What NFTs Are Actually Used for in 2026
After the speculative peak of 2021–2022, the NFT market has changed significantly. Several areas where the technology finds practical application today.
Gaming assets. In video games, NFTs represent items the player actually owns — weapons, skins, plots of land in virtual worlds. Unlike regular game items which belong to the game developer, an NFT asset can be sold, transferred, and sometimes used across compatible games. This is the most viable application of NFTs today — a concrete utility function, not just collecting.
Digital identification and certificates. NFTs are used to certify authenticity — course completion certificates, diplomas, licenses, event tickets with anti-counterfeiting protection. This is an infrastructure application that doesn't require the end user to understand the NFT concept — to them it's simply a "digital ticket" or "digital certificate".
Digital art and collecting. This is the original and most well-known application — it continues to exist, but the market has become significantly more mature and less speculative than at the peak of the hype. Digital artists use NFTs to sell work directly to collectors, with the possibility of earning royalties on secondary sales.
Business tools. Loyalty programmes, membership clubs with access via NFT ownership, corporate certificates — using the technology for specific business needs without a public speculative market.
Risks Important to Understand
Volatility is extreme. The value of many NFTs can fall by 90% or more from peak values — this happened to a huge number of projects after the 2021–2022 hype. Buying an NFT expecting price appreciation is a speculative bet with high risk of total loss.
Liquidity. Unlike cryptocurrencies such as Bitcoin or Ethereum which can be sold almost instantly on any exchange, selling a specific NFT means finding a specific buyer willing to pay for a specific unique asset. This can take a long time or never happen at all.
File storage separate from the token. If the service hosting the file linked to an NFT shuts down, the token on the blockchain will remain, but the content it points to may become inaccessible. This is a well-known durability problem with many NFT projects.
Tax transparency. NFT transactions are recorded on a public blockchain. When withdrawing funds through official services, the origin of funds may be checked — this is normal practice for regulated platforms, but it's important to understand there's no anonymity here.

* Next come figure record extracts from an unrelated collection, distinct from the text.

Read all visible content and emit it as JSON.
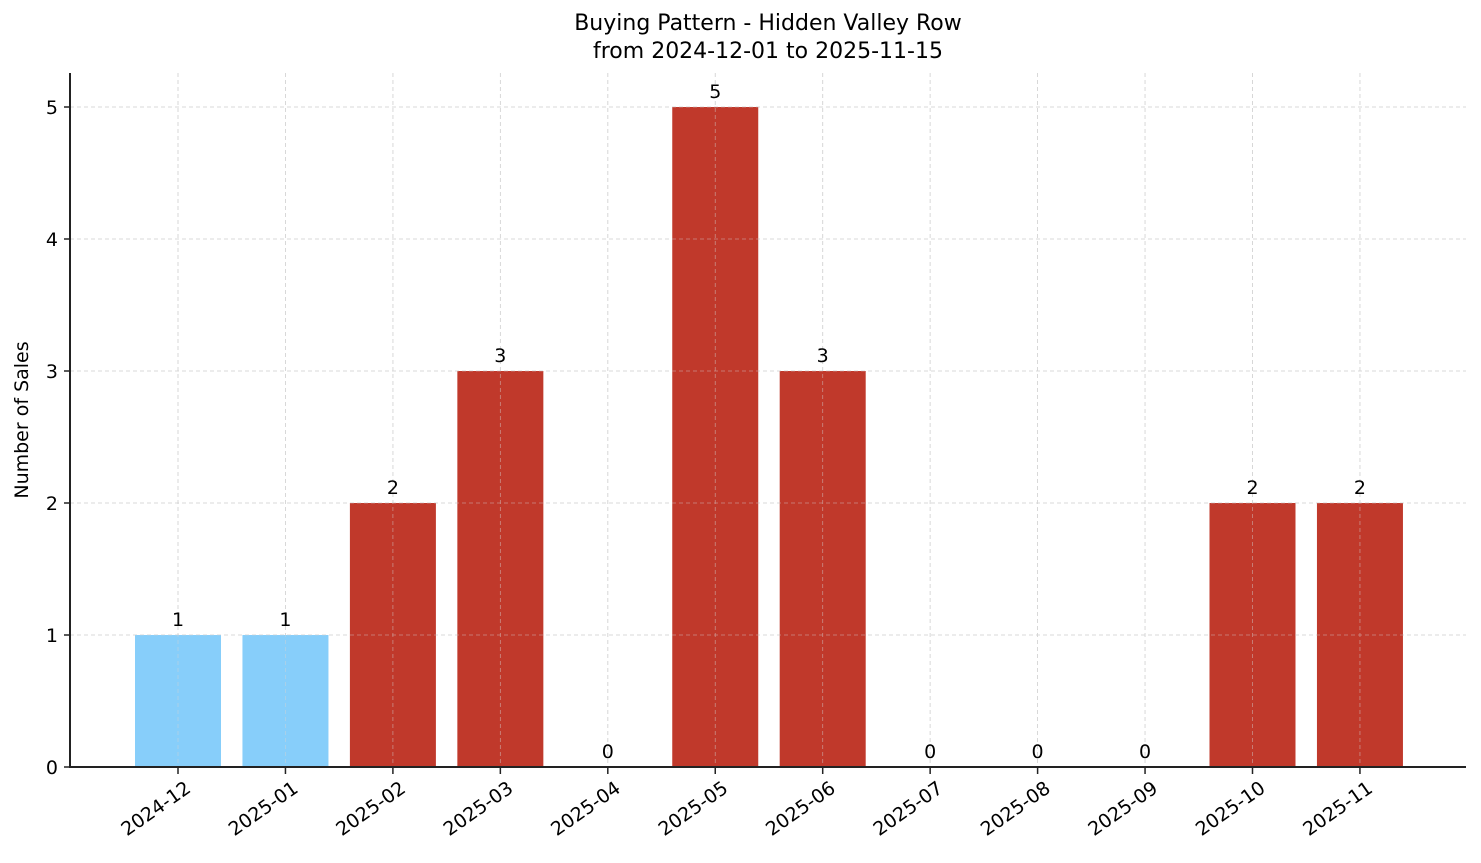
{
  "chart_data": {
    "type": "bar",
    "title": "Buying Pattern - Hidden Valley Row",
    "subtitle": "from 2024-12-01 to 2025-11-15",
    "xlabel": "",
    "ylabel": "Number of Sales",
    "categories": [
      "2024-12",
      "2025-01",
      "2025-02",
      "2025-03",
      "2025-04",
      "2025-05",
      "2025-06",
      "2025-07",
      "2025-08",
      "2025-09",
      "2025-10",
      "2025-11"
    ],
    "values": [
      1,
      1,
      2,
      3,
      0,
      5,
      3,
      0,
      0,
      0,
      2,
      2
    ],
    "bar_colors": [
      "#87CEFA",
      "#87CEFA",
      "#C0392B",
      "#C0392B",
      "#C0392B",
      "#C0392B",
      "#C0392B",
      "#C0392B",
      "#C0392B",
      "#C0392B",
      "#C0392B",
      "#C0392B"
    ],
    "data_labels": [
      "1",
      "1",
      "2",
      "3",
      "0",
      "5",
      "3",
      "0",
      "0",
      "0",
      "2",
      "2"
    ],
    "yticks": [
      0,
      1,
      2,
      3,
      4,
      5
    ],
    "ylim": [
      0,
      5.25
    ],
    "grid": true,
    "grid_style": "dashed",
    "legend": null
  },
  "colors": {
    "highlight_bar": "#87CEFA",
    "default_bar": "#C0392B",
    "grid": "#d3d3d3",
    "axis": "#222222"
  }
}
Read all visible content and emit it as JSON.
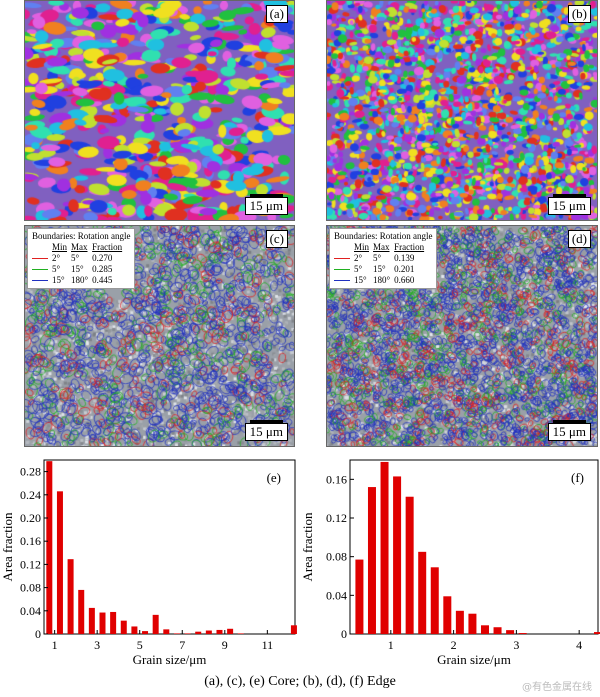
{
  "panels": {
    "a": {
      "label": "(a)",
      "scale": "15 μm"
    },
    "b": {
      "label": "(b)",
      "scale": "15 μm"
    },
    "c": {
      "label": "(c)",
      "scale": "15 μm",
      "legend": {
        "title": "Boundaries: Rotation angle",
        "headers": [
          "Min",
          "Max",
          "Fraction"
        ],
        "rows": [
          {
            "min": "2°",
            "max": "5°",
            "fraction": "0.270",
            "color": "#e02020"
          },
          {
            "min": "5°",
            "max": "15°",
            "fraction": "0.285",
            "color": "#20b020"
          },
          {
            "min": "15°",
            "max": "180°",
            "fraction": "0.445",
            "color": "#2030c0"
          }
        ]
      }
    },
    "d": {
      "label": "(d)",
      "scale": "15 μm",
      "legend": {
        "title": "Boundaries: Rotation angle",
        "headers": [
          "Min",
          "Max",
          "Fraction"
        ],
        "rows": [
          {
            "min": "2°",
            "max": "5°",
            "fraction": "0.139",
            "color": "#e02020"
          },
          {
            "min": "5°",
            "max": "15°",
            "fraction": "0.201",
            "color": "#20b020"
          },
          {
            "min": "15°",
            "max": "180°",
            "fraction": "0.660",
            "color": "#2030c0"
          }
        ]
      }
    }
  },
  "chart_data": [
    {
      "type": "bar",
      "panel": "(e)",
      "bar_color": "#e00000",
      "xlabel": "Grain size/μm",
      "ylabel": "Area fraction",
      "xlim": [
        0.5,
        12.3
      ],
      "ylim": [
        0,
        0.3
      ],
      "xticks": [
        1,
        3,
        5,
        7,
        9,
        11
      ],
      "yticks": [
        0,
        0.04,
        0.08,
        0.12,
        0.16,
        0.2,
        0.24,
        0.28
      ],
      "x": [
        0.75,
        1.25,
        1.75,
        2.25,
        2.75,
        3.25,
        3.75,
        4.25,
        4.75,
        5.25,
        5.75,
        6.25,
        6.75,
        7.25,
        7.75,
        8.25,
        8.75,
        9.25,
        9.75,
        10.25,
        10.75,
        11.25,
        11.75,
        12.25
      ],
      "values": [
        0.298,
        0.246,
        0.129,
        0.076,
        0.045,
        0.037,
        0.038,
        0.023,
        0.013,
        0.005,
        0.033,
        0.008,
        0.001,
        0.001,
        0.004,
        0.006,
        0.007,
        0.009,
        0.001,
        0.0,
        0.0,
        0.0,
        0.0,
        0.015
      ]
    },
    {
      "type": "bar",
      "panel": "(f)",
      "bar_color": "#e00000",
      "xlabel": "Grain size/μm",
      "ylabel": "Area fraction",
      "xlim": [
        0.35,
        4.3
      ],
      "ylim": [
        0,
        0.18
      ],
      "xticks": [
        1,
        2,
        3,
        4
      ],
      "yticks": [
        0,
        0.04,
        0.08,
        0.12,
        0.16
      ],
      "x": [
        0.5,
        0.7,
        0.9,
        1.1,
        1.3,
        1.5,
        1.7,
        1.9,
        2.1,
        2.3,
        2.5,
        2.7,
        2.9,
        3.1,
        3.3,
        4.3
      ],
      "values": [
        0.077,
        0.152,
        0.178,
        0.163,
        0.142,
        0.085,
        0.069,
        0.039,
        0.024,
        0.021,
        0.009,
        0.007,
        0.004,
        0.001,
        0.0,
        0.002
      ]
    }
  ],
  "caption": "(a), (c), (e) Core; (b), (d), (f) Edge",
  "watermark": "@有色金属在线"
}
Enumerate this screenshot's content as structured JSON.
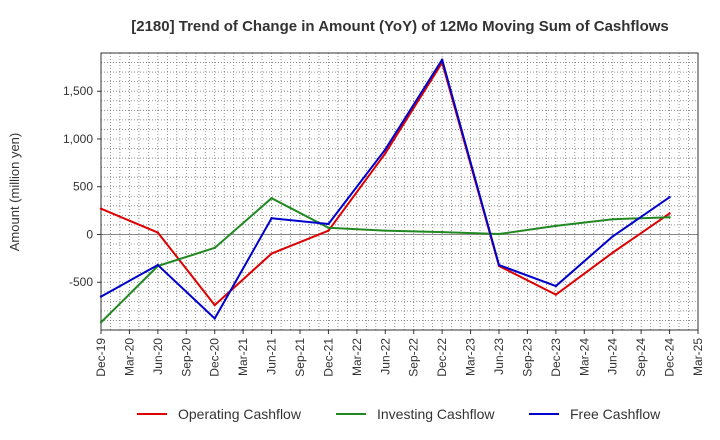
{
  "chart_data": {
    "type": "line",
    "title": "[2180]  Trend of Change in Amount (YoY) of 12Mo Moving Sum of Cashflows",
    "ylabel": "Amount (million yen)",
    "xlabel": "",
    "ylim": [
      -1000,
      1900
    ],
    "yticks": [
      -500,
      0,
      500,
      1000,
      1500
    ],
    "ytick_labels": [
      "-500",
      "0",
      "500",
      "1,000",
      "1,500"
    ],
    "categories": [
      "Dec-19",
      "Mar-20",
      "Jun-20",
      "Sep-20",
      "Dec-20",
      "Mar-21",
      "Jun-21",
      "Sep-21",
      "Dec-21",
      "Mar-22",
      "Jun-22",
      "Sep-22",
      "Dec-22",
      "Mar-23",
      "Jun-23",
      "Sep-23",
      "Dec-23",
      "Mar-24",
      "Jun-24",
      "Sep-24",
      "Dec-24",
      "Mar-25"
    ],
    "grid": true,
    "legend_position": "bottom",
    "series": [
      {
        "name": "Operating Cashflow",
        "color": "#dd0000",
        "x": [
          "Dec-19",
          "Jun-20",
          "Dec-20",
          "Jun-21",
          "Dec-21",
          "Jun-22",
          "Dec-22",
          "Jun-23",
          "Dec-23",
          "Jun-24",
          "Dec-24"
        ],
        "values": [
          270,
          20,
          -740,
          -200,
          40,
          850,
          1800,
          -330,
          -630,
          -190,
          220
        ]
      },
      {
        "name": "Investing Cashflow",
        "color": "#228822",
        "x": [
          "Dec-19",
          "Jun-20",
          "Dec-20",
          "Jun-21",
          "Dec-21",
          "Jun-22",
          "Dec-22",
          "Jun-23",
          "Dec-23",
          "Jun-24",
          "Dec-24"
        ],
        "values": [
          -920,
          -330,
          -140,
          380,
          70,
          40,
          25,
          5,
          90,
          160,
          180
        ]
      },
      {
        "name": "Free Cashflow",
        "color": "#0000cc",
        "x": [
          "Dec-19",
          "Jun-20",
          "Dec-20",
          "Jun-21",
          "Dec-21",
          "Jun-22",
          "Dec-22",
          "Jun-23",
          "Dec-23",
          "Jun-24",
          "Dec-24"
        ],
        "values": [
          -650,
          -320,
          -880,
          170,
          110,
          890,
          1830,
          -320,
          -540,
          -20,
          390
        ]
      }
    ]
  }
}
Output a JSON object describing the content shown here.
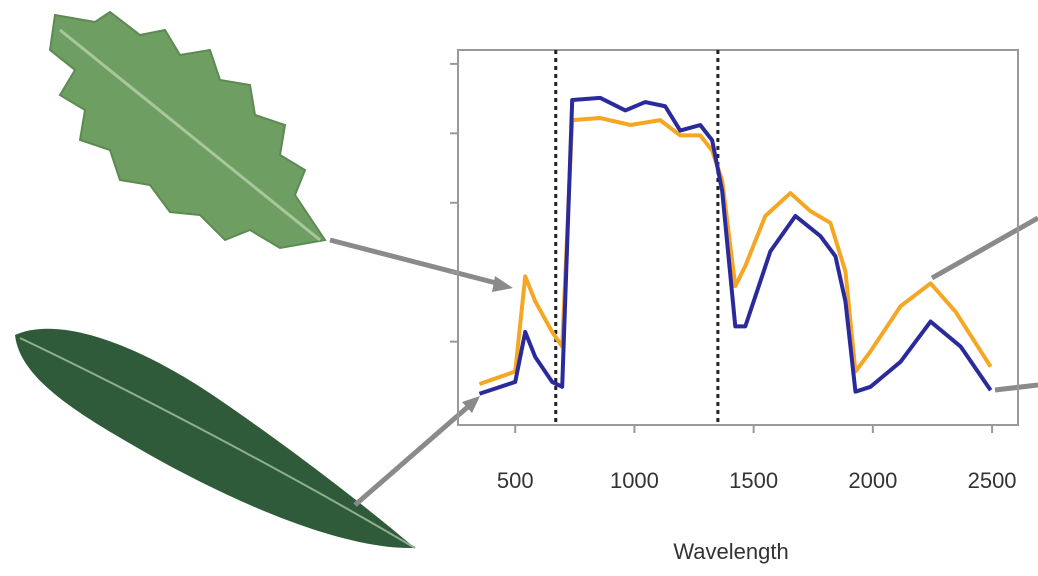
{
  "chart_data": {
    "type": "line",
    "x_label": "Wavelength",
    "xlim": [
      260,
      2550
    ],
    "xticks": [
      500,
      1000,
      1500,
      2000,
      2500
    ],
    "ylim": [
      -0.2,
      5.2
    ],
    "yticks": [
      1,
      2,
      3,
      4,
      5
    ],
    "vlines": [
      670,
      1350
    ],
    "series": [
      {
        "color": "#f5a623",
        "x": [
          350,
          500,
          542,
          584,
          655,
          697,
          739,
          857,
          983,
          1108,
          1192,
          1276,
          1326,
          1368,
          1423,
          1465,
          1549,
          1654,
          1738,
          1822,
          1885,
          1927,
          1990,
          2116,
          2242,
          2347,
          2494
        ],
        "values": [
          0.39,
          0.57,
          1.94,
          1.58,
          1.14,
          0.93,
          4.19,
          4.22,
          4.12,
          4.19,
          3.97,
          3.97,
          3.75,
          3.32,
          1.8,
          2.09,
          2.81,
          3.14,
          2.88,
          2.71,
          2.01,
          0.57,
          0.86,
          1.51,
          1.84,
          1.43,
          0.64
        ]
      },
      {
        "color": "#2a2a9c",
        "x": [
          350,
          500,
          542,
          584,
          655,
          697,
          739,
          857,
          962,
          1045,
          1129,
          1192,
          1276,
          1326,
          1368,
          1423,
          1465,
          1570,
          1675,
          1780,
          1843,
          1885,
          1927,
          1990,
          2116,
          2242,
          2368,
          2494
        ],
        "values": [
          0.25,
          0.42,
          1.14,
          0.78,
          0.42,
          0.35,
          4.48,
          4.51,
          4.33,
          4.45,
          4.39,
          4.04,
          4.12,
          3.9,
          3.17,
          1.22,
          1.22,
          2.3,
          2.81,
          2.52,
          2.23,
          1.58,
          0.28,
          0.35,
          0.71,
          1.29,
          0.93,
          0.3
        ]
      }
    ]
  }
}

Fraud. The NFT market has historically attracted many fraudulent projects — fake collections, phishing sites mimicking popular marketplaces, "rug pull" schemes where project creators disappear after selling a collection. The level of caution should be higher than for ordinary cryptocurrency purchases.
How NFTs Connect to Buying Through Paybis
To interact with NFTs you mostly need Ethereum — this is the network most NFT collections and marketplaces run on.
If you bought ETH through Paybis and it's in your personal non-custodial wallet, you can use it to buy NFTs on specialised platforms by connecting your wallet to a marketplace.
It's important to understand the order of operations: Paybis sends you cryptocurrency to your personal wallet — this is an ordinary transaction unrelated to NFTs. Interaction with NFT marketplaces happens further down the line, directly through your wallet and the smart contracts of the relevant platforms — Paybis is not involved in that process.
For most cryptocurrency beginners, NFTs are not a first step and not a necessary step at all. First master basic storage, understanding of transactions and network fees — and interest in NFTs, if you have it, can be explored further with an understanding of the significant risks of this market.